Accessing Cloud Data¶

AWS¶

To access the data on AWS cloud storage, you must set the credentials using any of the following methods:

Using hive-site.xml File
Setting the Access or Secret Key Properties
Setting the Access or Secret Key Properties through Environment Variable

Using hive-site.xml File¶

Add the following key properties into conf > hive-site.xml file:

   <property>
       <name>fs.s3a.access.key</name>
       <value>Amazon S3 Access Key</value>
   </property>
   <property>
       <name>fs.s3a.secret.key</name>
       <value>Amazon S3 Secret Key</value>
   </property>

Setting the Access or Secret Key Properties¶

Add the following properties in conf/leads file:

     -spark.hadoop.fs.s3a.access.key=<Amazon S3 Access Key>
     -spark.hadoop.fs.s3a.secret.key=<Amazon S3 Secret Key>

Create an external table using the following command: s3a:/// command.

Setting the Access or Secret Key Properties through Environment Variable¶

Set credentials as environment variables:

        export AWS_ACCESS_KEY_ID=<Amazon S3 Access Key>
        export AWS_SECRET_ACCESS_KEY=<Amazon S3 Secret Key>

Accessing Data from AWS Cloud Storage¶

Create an external table using the following command:

create external table staging_parquet using parquet options (path 's3a://<bucketName>/<folderName>');
create table parquet_test using column as select * from staging_parquet;

Unsetting the Access or Secret Key Properties¶

You can run the org.apache.hadoop.fs.FileSystem.closeAll() command on the snappy-scala shell or in the job. This clears the cache. Ensure that there are no queries running on the cluster when you are executing this property. After this you can set the new credentials.

Azure Blob¶

To access the data on Azure Blob storage, you must set the credentials using any of the following methods:

Setting Credentials through hive-site.xml
Setting Credentials through Spark Property

Setting Credentials through hive-site.xml¶

Set the following property in hive-site.xml

    <property> 
        <name>fs.azure.account.key.youraccount.blob.core.windows.net</name> 
        <value>YOUR ACCESS KEY</value>
    </property>

Setting Credentials through Spark Property¶

sc.hadoopConfiguration.set("fs.azure.account.key.<your-storage_account_name>.dfs.core.windows.net", "<YOUR ACCESS KEY>")
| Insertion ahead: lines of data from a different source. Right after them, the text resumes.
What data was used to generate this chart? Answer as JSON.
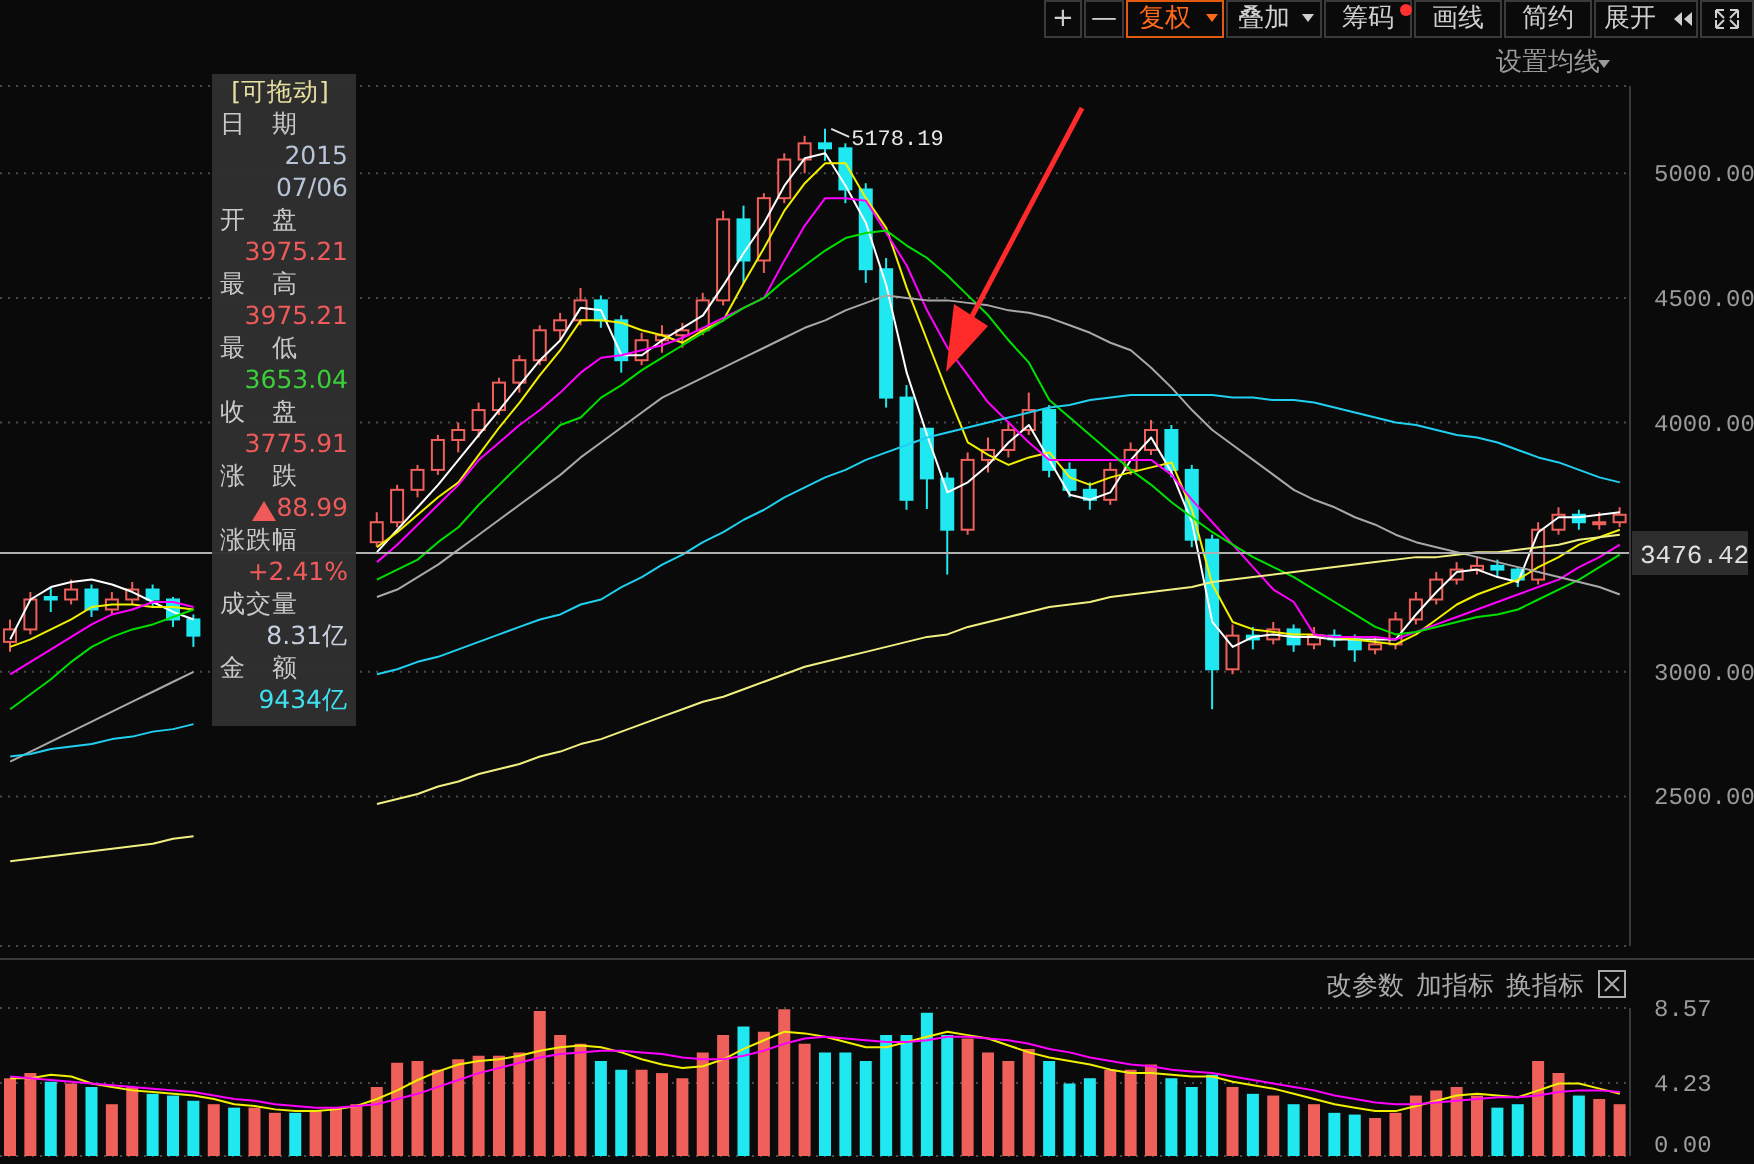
{
  "chart_data": [
    {
      "type": "candlestick",
      "categories": [
        null,
        null,
        null,
        null,
        null,
        null,
        null,
        null,
        null,
        null,
        null,
        null,
        null,
        null,
        null,
        null,
        null,
        null,
        null,
        null,
        null,
        null,
        null,
        null,
        null,
        null,
        null,
        null,
        null,
        null,
        null,
        null,
        null,
        null,
        null,
        null,
        null,
        null,
        null,
        null,
        null,
        null,
        null,
        null,
        null,
        null,
        null,
        null,
        null,
        null,
        null,
        null,
        null,
        null,
        null,
        null,
        null,
        null,
        null,
        null,
        null,
        null,
        null,
        null,
        null,
        null,
        null,
        null,
        null,
        null,
        null,
        null,
        null,
        null,
        null,
        null,
        null,
        null,
        null,
        null
      ],
      "ohlc": [
        [
          3120,
          3210,
          3080,
          3170
        ],
        [
          3170,
          3320,
          3150,
          3290
        ],
        [
          3300,
          3340,
          3240,
          3290
        ],
        [
          3290,
          3370,
          3270,
          3330
        ],
        [
          3330,
          3350,
          3220,
          3250
        ],
        [
          3250,
          3320,
          3230,
          3290
        ],
        [
          3290,
          3360,
          3270,
          3330
        ],
        [
          3330,
          3350,
          3260,
          3290
        ],
        [
          3290,
          3300,
          3180,
          3210
        ],
        [
          3210,
          3230,
          3100,
          3145
        ],
        null,
        null,
        null,
        null,
        null,
        null,
        null,
        null,
        [
          3520,
          3640,
          3500,
          3600
        ],
        [
          3600,
          3750,
          3580,
          3730
        ],
        [
          3730,
          3830,
          3700,
          3810
        ],
        [
          3810,
          3950,
          3790,
          3930
        ],
        [
          3930,
          4000,
          3880,
          3970
        ],
        [
          3970,
          4080,
          3940,
          4050
        ],
        [
          4050,
          4180,
          4030,
          4160
        ],
        [
          4160,
          4270,
          4120,
          4250
        ],
        [
          4250,
          4390,
          4230,
          4370
        ],
        [
          4370,
          4440,
          4330,
          4410
        ],
        [
          4410,
          4540,
          4390,
          4490
        ],
        [
          4490,
          4510,
          4380,
          4410
        ],
        [
          4410,
          4430,
          4200,
          4250
        ],
        [
          4250,
          4360,
          4230,
          4330
        ],
        [
          4330,
          4390,
          4280,
          4350
        ],
        [
          4350,
          4400,
          4300,
          4370
        ],
        [
          4370,
          4520,
          4350,
          4490
        ],
        [
          4490,
          4850,
          4470,
          4815
        ],
        [
          4815,
          4870,
          4560,
          4650
        ],
        [
          4650,
          4920,
          4600,
          4900
        ],
        [
          4900,
          5080,
          4880,
          5055
        ],
        [
          5055,
          5150,
          5000,
          5120
        ],
        [
          5120,
          5178.19,
          5050,
          5100
        ],
        [
          5100,
          5120,
          4880,
          4935
        ],
        [
          4935,
          4960,
          4560,
          4615
        ],
        [
          4615,
          4660,
          4060,
          4100
        ],
        [
          4100,
          4150,
          3650,
          3690
        ],
        [
          3975.21,
          3975.21,
          3653.04,
          3775.91
        ],
        [
          3775,
          3800,
          3390,
          3570
        ],
        [
          3570,
          3880,
          3550,
          3850
        ],
        [
          3850,
          3940,
          3800,
          3890
        ],
        [
          3890,
          4000,
          3860,
          3970
        ],
        [
          3970,
          4120,
          3950,
          4050
        ],
        [
          4050,
          4070,
          3780,
          3810
        ],
        [
          3810,
          3840,
          3700,
          3730
        ],
        [
          3730,
          3760,
          3650,
          3690
        ],
        [
          3690,
          3840,
          3670,
          3810
        ],
        [
          3810,
          3920,
          3790,
          3890
        ],
        [
          3890,
          4010,
          3870,
          3970
        ],
        [
          3970,
          3990,
          3780,
          3810
        ],
        [
          3810,
          3830,
          3500,
          3530
        ],
        [
          3530,
          3550,
          2850,
          3010
        ],
        [
          3010,
          3190,
          2990,
          3145
        ],
        [
          3145,
          3180,
          3090,
          3130
        ],
        [
          3130,
          3200,
          3110,
          3170
        ],
        [
          3170,
          3190,
          3080,
          3110
        ],
        [
          3110,
          3180,
          3090,
          3145
        ],
        [
          3145,
          3170,
          3100,
          3130
        ],
        [
          3130,
          3150,
          3040,
          3090
        ],
        [
          3090,
          3140,
          3070,
          3110
        ],
        [
          3110,
          3240,
          3090,
          3210
        ],
        [
          3210,
          3320,
          3190,
          3290
        ],
        [
          3290,
          3400,
          3270,
          3370
        ],
        [
          3370,
          3440,
          3350,
          3410
        ],
        [
          3410,
          3460,
          3390,
          3425
        ],
        [
          3425,
          3450,
          3380,
          3410
        ],
        [
          3410,
          3420,
          3340,
          3370
        ],
        [
          3370,
          3600,
          3350,
          3570
        ],
        [
          3570,
          3660,
          3550,
          3630
        ],
        [
          3630,
          3650,
          3570,
          3600
        ],
        [
          3600,
          3640,
          3570,
          3600
        ],
        [
          3600,
          3660,
          3580,
          3630
        ]
      ],
      "colors": [
        "#f0605a",
        "#f0605a",
        "#20e8f0",
        "#f0605a",
        "#20e8f0",
        "#f0605a",
        "#f0605a",
        "#20e8f0",
        "#20e8f0",
        "#20e8f0",
        null,
        null,
        null,
        null,
        null,
        null,
        null,
        null,
        "#f0605a",
        "#f0605a",
        "#f0605a",
        "#f0605a",
        "#f0605a",
        "#f0605a",
        "#f0605a",
        "#f0605a",
        "#f0605a",
        "#f0605a",
        "#f0605a",
        "#20e8f0",
        "#20e8f0",
        "#f0605a",
        "#f0605a",
        "#f0605a",
        "#f0605a",
        "#f0605a",
        "#20e8f0",
        "#f0605a",
        "#f0605a",
        "#f0605a",
        "#20e8f0",
        "#20e8f0",
        "#20e8f0",
        "#20e8f0",
        "#20e8f0",
        "#20e8f0",
        "#20e8f0",
        "#f0605a",
        "#f0605a",
        "#f0605a",
        "#f0605a",
        "#20e8f0",
        "#20e8f0",
        "#20e8f0",
        "#f0605a",
        "#f0605a",
        "#f0605a",
        "#20e8f0",
        "#20e8f0",
        "#20e8f0",
        "#f0605a",
        "#20e8f0",
        "#f0605a",
        "#20e8f0",
        "#f0605a",
        "#20e8f0",
        "#20e8f0",
        "#f0605a",
        "#f0605a",
        "#f0605a",
        "#f0605a",
        "#f0605a",
        "#f0605a",
        "#20e8f0",
        "#20e8f0",
        "#f0605a",
        "#f0605a",
        "#20e8f0",
        "#f0605a",
        "#f0605a"
      ],
      "series": [
        {
          "type": "line",
          "color": "#ffffff",
          "values": [
            3130,
            3290,
            3340,
            3360,
            3370,
            3350,
            3320,
            3280,
            3240,
            3210,
            null,
            null,
            null,
            null,
            null,
            null,
            null,
            null,
            3480,
            3570,
            3660,
            3750,
            3850,
            3950,
            4050,
            4150,
            4250,
            4330,
            4460,
            4450,
            4270,
            4270,
            4330,
            4380,
            4430,
            4550,
            4680,
            4800,
            4950,
            5060,
            5080,
            4950,
            4800,
            4550,
            4200,
            3950,
            3720,
            3760,
            3830,
            3920,
            3990,
            3850,
            3710,
            3690,
            3720,
            3850,
            3940,
            3800,
            3600,
            3200,
            3100,
            3140,
            3150,
            3140,
            3140,
            3130,
            3130,
            3130,
            3130,
            3230,
            3320,
            3400,
            3410,
            3380,
            3360,
            3560,
            3620,
            3620,
            3630,
            3640
          ]
        },
        {
          "type": "line",
          "color": "#f0f000",
          "values": [
            3100,
            3130,
            3170,
            3210,
            3260,
            3270,
            3270,
            3260,
            3260,
            3250,
            null,
            null,
            null,
            null,
            null,
            null,
            null,
            null,
            3500,
            3560,
            3630,
            3700,
            3760,
            3870,
            3980,
            4080,
            4190,
            4290,
            4410,
            4410,
            4400,
            4370,
            4350,
            4320,
            4370,
            4410,
            4560,
            4700,
            4850,
            4960,
            5040,
            5040,
            4900,
            4780,
            4540,
            4330,
            4120,
            3920,
            3870,
            3830,
            3860,
            3880,
            3780,
            3750,
            3780,
            3800,
            3820,
            3840,
            3650,
            3350,
            3200,
            3170,
            3160,
            3150,
            3150,
            3140,
            3130,
            3120,
            3110,
            3150,
            3210,
            3270,
            3310,
            3340,
            3370,
            3420,
            3460,
            3510,
            3540,
            3570
          ]
        },
        {
          "type": "line",
          "color": "#ff00ff",
          "values": [
            2990,
            3040,
            3090,
            3140,
            3190,
            3230,
            3250,
            3280,
            3280,
            3260,
            null,
            null,
            null,
            null,
            null,
            null,
            null,
            null,
            3440,
            3510,
            3590,
            3670,
            3750,
            3850,
            3920,
            3990,
            4050,
            4120,
            4200,
            4260,
            4270,
            4290,
            4310,
            4340,
            4380,
            4420,
            4460,
            4500,
            4650,
            4790,
            4900,
            4900,
            4890,
            4760,
            4630,
            4450,
            4300,
            4190,
            4080,
            4000,
            3920,
            3850,
            3850,
            3850,
            3850,
            3850,
            3850,
            3790,
            3690,
            3600,
            3510,
            3420,
            3330,
            3280,
            3150,
            3140,
            3140,
            3140,
            3130,
            3160,
            3190,
            3220,
            3250,
            3280,
            3310,
            3340,
            3370,
            3420,
            3460,
            3510
          ]
        },
        {
          "type": "line",
          "color": "#00e000",
          "values": [
            2850,
            2910,
            2970,
            3040,
            3100,
            3140,
            3170,
            3190,
            3220,
            3250,
            null,
            null,
            null,
            null,
            null,
            null,
            null,
            null,
            3370,
            3410,
            3450,
            3520,
            3580,
            3670,
            3750,
            3830,
            3910,
            3990,
            4020,
            4100,
            4150,
            4210,
            4260,
            4310,
            4360,
            4410,
            4460,
            4500,
            4570,
            4630,
            4690,
            4740,
            4760,
            4770,
            4710,
            4660,
            4590,
            4510,
            4430,
            4330,
            4240,
            4090,
            4020,
            3950,
            3880,
            3810,
            3750,
            3680,
            3620,
            3560,
            3510,
            3460,
            3420,
            3380,
            3330,
            3280,
            3230,
            3180,
            3150,
            3160,
            3180,
            3200,
            3220,
            3230,
            3250,
            3290,
            3330,
            3370,
            3420,
            3470
          ]
        },
        {
          "type": "line",
          "color": "#a8a8a8",
          "values": [
            2640,
            2680,
            2720,
            2760,
            2800,
            2840,
            2880,
            2920,
            2960,
            3000,
            null,
            null,
            null,
            null,
            null,
            null,
            null,
            null,
            3300,
            3330,
            3380,
            3430,
            3490,
            3550,
            3610,
            3670,
            3730,
            3790,
            3860,
            3920,
            3980,
            4040,
            4100,
            4140,
            4180,
            4220,
            4260,
            4300,
            4340,
            4380,
            4410,
            4450,
            4480,
            4510,
            4500,
            4490,
            4490,
            4480,
            4470,
            4450,
            4440,
            4420,
            4390,
            4360,
            4320,
            4290,
            4220,
            4140,
            4050,
            3970,
            3910,
            3850,
            3790,
            3730,
            3690,
            3660,
            3620,
            3590,
            3550,
            3520,
            3500,
            3480,
            3460,
            3440,
            3420,
            3400,
            3380,
            3360,
            3340,
            3310
          ]
        },
        {
          "type": "line",
          "color": "#20d0f0",
          "values": [
            2660,
            2670,
            2690,
            2700,
            2710,
            2730,
            2740,
            2760,
            2770,
            2790,
            null,
            null,
            null,
            null,
            null,
            null,
            null,
            null,
            2990,
            3010,
            3040,
            3060,
            3090,
            3120,
            3150,
            3180,
            3210,
            3230,
            3270,
            3290,
            3340,
            3380,
            3430,
            3470,
            3520,
            3560,
            3610,
            3650,
            3700,
            3740,
            3780,
            3810,
            3850,
            3880,
            3910,
            3940,
            3960,
            3980,
            4000,
            4020,
            4040,
            4060,
            4070,
            4090,
            4100,
            4110,
            4110,
            4110,
            4110,
            4110,
            4100,
            4100,
            4090,
            4090,
            4080,
            4060,
            4040,
            4020,
            4000,
            3990,
            3970,
            3950,
            3940,
            3920,
            3890,
            3860,
            3840,
            3810,
            3780,
            3760
          ]
        },
        {
          "type": "line",
          "color": "#f0f080",
          "values": [
            2240,
            2250,
            2260,
            2270,
            2280,
            2290,
            2300,
            2310,
            2330,
            2340,
            null,
            null,
            null,
            null,
            null,
            null,
            null,
            null,
            2470,
            2490,
            2510,
            2540,
            2560,
            2590,
            2610,
            2630,
            2660,
            2680,
            2710,
            2730,
            2760,
            2790,
            2820,
            2850,
            2880,
            2900,
            2930,
            2960,
            2990,
            3020,
            3040,
            3060,
            3080,
            3100,
            3120,
            3140,
            3150,
            3180,
            3200,
            3220,
            3240,
            3260,
            3270,
            3280,
            3300,
            3310,
            3320,
            3330,
            3340,
            3360,
            3370,
            3380,
            3390,
            3400,
            3410,
            3420,
            3430,
            3440,
            3450,
            3460,
            3460,
            3470,
            3480,
            3480,
            3490,
            3500,
            3510,
            3530,
            3540,
            3550
          ]
        }
      ],
      "ylim": [
        1900,
        5350
      ],
      "yticks": [
        {
          "value": 2500,
          "label": "2500.00"
        },
        {
          "value": 3000,
          "label": "3000.00"
        },
        {
          "value": 4000,
          "label": "4000.00"
        },
        {
          "value": 4500,
          "label": "4500.00"
        },
        {
          "value": 5000,
          "label": "5000.00"
        }
      ],
      "grid": "y",
      "tick_labels": "y",
      "ref_lines": [
        {
          "axis": "y",
          "value": 3476.42,
          "label": "3476.42",
          "color": "#b0b0b0"
        }
      ],
      "annotations": [
        "+",
        "—",
        "复权",
        "叠加",
        "筹码",
        "画线",
        "简约",
        "展开",
        "设置均线",
        "[可拖动]",
        "日　期",
        "2015",
        "07/06",
        "开　盘",
        "3975.21",
        "最　高",
        "3975.21",
        "最　低",
        "3653.04",
        "收　盘",
        "3775.91",
        "涨　跌",
        "88.99",
        "涨跌幅",
        "+2.41%",
        "成交量",
        "8.31亿",
        "金　额",
        "9434亿",
        "5178.19"
      ]
    },
    {
      "type": "bar",
      "categories": [
        null,
        null,
        null,
        null,
        null,
        null,
        null,
        null,
        null,
        null,
        null,
        null,
        null,
        null,
        null,
        null,
        null,
        null,
        null,
        null,
        null,
        null,
        null,
        null,
        null,
        null,
        null,
        null,
        null,
        null,
        null,
        null,
        null,
        null,
        null,
        null,
        null,
        null,
        null,
        null,
        null,
        null,
        null,
        null,
        null,
        null,
        null,
        null,
        null,
        null,
        null,
        null,
        null,
        null,
        null,
        null,
        null,
        null,
        null,
        null,
        null,
        null,
        null,
        null,
        null,
        null,
        null,
        null,
        null,
        null,
        null,
        null,
        null,
        null,
        null,
        null,
        null,
        null,
        null,
        null
      ],
      "series": [
        {
          "type": "bar",
          "colors": [
            "#f0605a",
            "#f0605a",
            "#20e8f0",
            "#f0605a",
            "#20e8f0",
            "#f0605a",
            "#f0605a",
            "#20e8f0",
            "#20e8f0",
            "#20e8f0",
            "#f0605a",
            "#20e8f0",
            "#f0605a",
            "#f0605a",
            "#20e8f0",
            "#f0605a",
            "#f0605a",
            "#f0605a",
            "#f0605a",
            "#f0605a",
            "#f0605a",
            "#f0605a",
            "#f0605a",
            "#f0605a",
            "#f0605a",
            "#f0605a",
            "#f0605a",
            "#f0605a",
            "#f0605a",
            "#20e8f0",
            "#20e8f0",
            "#f0605a",
            "#f0605a",
            "#f0605a",
            "#f0605a",
            "#f0605a",
            "#20e8f0",
            "#f0605a",
            "#f0605a",
            "#f0605a",
            "#20e8f0",
            "#20e8f0",
            "#20e8f0",
            "#20e8f0",
            "#20e8f0",
            "#20e8f0",
            "#20e8f0",
            "#f0605a",
            "#f0605a",
            "#f0605a",
            "#f0605a",
            "#20e8f0",
            "#20e8f0",
            "#20e8f0",
            "#f0605a",
            "#f0605a",
            "#f0605a",
            "#20e8f0",
            "#20e8f0",
            "#20e8f0",
            "#f0605a",
            "#20e8f0",
            "#f0605a",
            "#20e8f0",
            "#f0605a",
            "#20e8f0",
            "#20e8f0",
            "#f0605a",
            "#f0605a",
            "#f0605a",
            "#f0605a",
            "#f0605a",
            "#f0605a",
            "#20e8f0",
            "#20e8f0",
            "#f0605a",
            "#f0605a",
            "#20e8f0",
            "#f0605a",
            "#f0605a"
          ],
          "values": [
            4.5,
            4.8,
            4.3,
            4.2,
            4.0,
            3.0,
            4.0,
            3.6,
            3.5,
            3.2,
            3.0,
            2.8,
            2.8,
            2.5,
            2.5,
            2.6,
            2.8,
            3.0,
            4.0,
            5.4,
            5.5,
            5.0,
            5.6,
            5.8,
            5.8,
            6.0,
            8.4,
            7.0,
            6.5,
            5.5,
            5.0,
            5.0,
            4.8,
            4.5,
            6.0,
            7.0,
            7.5,
            7.2,
            8.5,
            6.5,
            6.0,
            6.0,
            5.5,
            7.0,
            7.0,
            8.3,
            7.0,
            6.8,
            6.0,
            5.5,
            6.2,
            5.5,
            4.2,
            4.5,
            5.0,
            5.0,
            5.3,
            4.5,
            4.0,
            4.7,
            4.0,
            3.6,
            3.5,
            3.0,
            3.0,
            2.5,
            2.4,
            2.2,
            2.5,
            3.5,
            3.8,
            4.0,
            3.5,
            2.8,
            3.0,
            5.5,
            4.8,
            3.5,
            3.3,
            3.0
          ]
        },
        {
          "type": "line",
          "color": "#f0f000",
          "values": [
            4.5,
            4.5,
            4.7,
            4.6,
            4.2,
            4.0,
            3.8,
            3.7,
            3.6,
            3.5,
            3.3,
            3.0,
            2.9,
            2.7,
            2.6,
            2.6,
            2.7,
            2.9,
            3.3,
            3.8,
            4.4,
            4.9,
            5.3,
            5.5,
            5.6,
            5.8,
            6.1,
            6.3,
            6.4,
            6.3,
            6.0,
            5.6,
            5.3,
            5.1,
            5.2,
            5.6,
            6.2,
            6.7,
            7.2,
            7.1,
            6.9,
            6.6,
            6.3,
            6.3,
            6.6,
            6.9,
            7.2,
            7.0,
            6.8,
            6.4,
            6.0,
            5.7,
            5.5,
            5.3,
            5.0,
            4.8,
            4.8,
            4.7,
            4.6,
            4.6,
            4.3,
            4.1,
            3.9,
            3.6,
            3.3,
            3.0,
            2.8,
            2.6,
            2.6,
            2.9,
            3.2,
            3.5,
            3.6,
            3.5,
            3.4,
            3.8,
            4.2,
            4.2,
            3.9,
            3.6
          ]
        },
        {
          "type": "line",
          "color": "#ff00ff",
          "values": [
            4.6,
            4.5,
            4.4,
            4.3,
            4.2,
            4.1,
            4.0,
            3.9,
            3.8,
            3.7,
            3.5,
            3.3,
            3.2,
            3.0,
            2.9,
            2.8,
            2.8,
            2.9,
            3.0,
            3.3,
            3.6,
            4.0,
            4.4,
            4.8,
            5.1,
            5.4,
            5.7,
            5.9,
            6.0,
            6.1,
            6.1,
            6.0,
            5.9,
            5.7,
            5.6,
            5.6,
            5.8,
            6.1,
            6.5,
            6.8,
            6.9,
            6.8,
            6.7,
            6.6,
            6.6,
            6.7,
            6.9,
            6.9,
            6.8,
            6.7,
            6.5,
            6.2,
            6.0,
            5.7,
            5.5,
            5.3,
            5.2,
            5.0,
            4.9,
            4.8,
            4.6,
            4.4,
            4.2,
            4.0,
            3.8,
            3.5,
            3.3,
            3.1,
            3.0,
            3.0,
            3.1,
            3.2,
            3.3,
            3.4,
            3.4,
            3.5,
            3.7,
            3.8,
            3.8,
            3.7
          ]
        }
      ],
      "ylim": [
        0,
        8.57
      ],
      "yticks": [
        {
          "value": 0,
          "label": "0.00"
        },
        {
          "value": 4.23,
          "label": "4.23"
        },
        {
          "value": 8.57,
          "label": "8.57"
        }
      ],
      "grid": "y",
      "tick_labels": "y",
      "annotations": [
        "改参数",
        "加指标",
        "换指标"
      ]
    }
  ]
}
Accessing Data from Azure Unsecured BLOB Storage¶

    CREATE EXTERNAL TABLE testADLS1 USING PARQUET Options (path 'wasb://container_name@storage_account_name.blob.core.windows.net/dir/file')

Accessing Data from Azure Secured BLOB Storage¶

    CREATE EXTERNAL TABLE testADLS1 USING PARQUET Options (path 'wasbs://container_name@storage_account_name.blob.core.windows.net/dir/file')

GCS¶

To access the data on GCS cloud storage, you must set the credentials using any of the following methods:

Setting Credentials through hive-site.xml
Setting Credentials through Spark Property

Setting Credentials in hive-site.xml¶

   <property>
       <name>google.cloud.auth.service.account.json.keyfile</name>
       <value>/path/to/keyfile</value>
   </property>

Setting Credentials through Spark property on Shell¶

sc.hadoopConfiguration.set("google.cloud.auth.service.account.json.keyfile","`<json file path>`")

Accessing Data from GCS Cloud Storage¶

CREATE EXTERNAL TABLE airline_ext USING parquet OPTIONS(path 'gs://bucket_name/object_name')

EMR HDFS¶

You can use the following command to access data from EMR HDFS location for a cluster that is running on ec2:

create external table categories using csv options(path 'hdfs://<masternode IP address>/<file_path>');

Azure Data Lake Storage (ADLS)¶

SnappyData supports ADLS gen 2 out of the box. Refer to Hadoop Azure Documentation for more details. The abfs: URLs mentioned in the documentation can be used directly in SnappyData as file paths to store or load data.